A Raízen atravessa hoje uma das situações mais delicadas já vistas no mercado brasileiro. Em março de 2026, a companhia entrou oficialmente em um processo de recuperação extrajudicial para reestruturar cerca de R$ 65 bilhões em dívidas — a maior do tipo no país.
O movimento não foi opcional, mas sim uma tentativa de evitar um cenário ainda mais grave, como uma recuperação judicial ou até risco de insolvência.
Credores querem até 90% da empresa
A situação evoluiu rapidamente — e piorou.
Hoje, credores pressionam para assumir até 90% da companhia em troca da conversão de parte da dívida em ações.
Isso representa:
- Possível perda de controle por parte da Cosan e da Shell
- Entrada de bancos e investidores no comando
- Diluição massiva dos atuais acionistas
Inicialmente, a própria empresa propôs entregar cerca de 70%, mas os credores elevaram a exigência — sinal claro de desconfiança sobre a capacidade de recuperação da empresa.
Ações despencam e viram “penny stock”
O mercado já reagiu — e de forma dura.
- As ações RAIZ4 passaram a ser negociadas abaixo de R$ 1
- A empresa foi excluída do Ibovespa
- Os papéis passaram a ser tratados como ativos de alto risco
Além disso, investidores institucionais vêm reduzindo posição, enquanto o volume e o interesse diminuem.
O que levou a Raízen a esse cenário
A crise não surgiu do nada.
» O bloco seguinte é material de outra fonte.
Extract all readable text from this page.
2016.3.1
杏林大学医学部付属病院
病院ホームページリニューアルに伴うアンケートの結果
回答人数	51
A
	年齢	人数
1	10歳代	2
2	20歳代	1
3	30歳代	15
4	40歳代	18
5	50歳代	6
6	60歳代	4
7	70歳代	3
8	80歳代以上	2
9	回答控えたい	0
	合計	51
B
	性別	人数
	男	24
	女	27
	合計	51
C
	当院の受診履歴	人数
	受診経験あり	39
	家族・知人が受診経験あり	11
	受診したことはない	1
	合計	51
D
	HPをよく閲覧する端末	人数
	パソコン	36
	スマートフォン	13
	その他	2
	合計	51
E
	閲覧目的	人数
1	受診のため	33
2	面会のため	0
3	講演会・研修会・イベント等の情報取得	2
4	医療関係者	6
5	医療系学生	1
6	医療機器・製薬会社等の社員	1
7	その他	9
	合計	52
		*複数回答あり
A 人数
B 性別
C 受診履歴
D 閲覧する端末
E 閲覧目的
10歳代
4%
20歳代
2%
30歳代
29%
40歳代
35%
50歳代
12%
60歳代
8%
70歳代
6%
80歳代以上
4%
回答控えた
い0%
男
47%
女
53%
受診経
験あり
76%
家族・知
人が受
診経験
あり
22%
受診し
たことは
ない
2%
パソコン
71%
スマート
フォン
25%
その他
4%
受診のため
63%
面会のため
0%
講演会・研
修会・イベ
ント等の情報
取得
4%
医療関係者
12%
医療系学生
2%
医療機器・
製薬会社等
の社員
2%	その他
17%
Ela é resultado de uma combinação de fatores:
1. Endividamento elevado
Expansão agressiva com alto uso de dívida
2. Juros altos no Brasil
Custo financeiro disparou nos últimos anos
3. Investimentos que ainda não retornaram
Projetos grandes, principalmente em energia e transição energética
4. Problemas operacionais
Especialmente nas áreas de açúcar e etanol
Resultado: deterioração da estrutura de capital e perda de confiança do mercado.
Risco de efeito dominó no grupo Cosan
O problema da Raízen já começa a contaminar o mercado.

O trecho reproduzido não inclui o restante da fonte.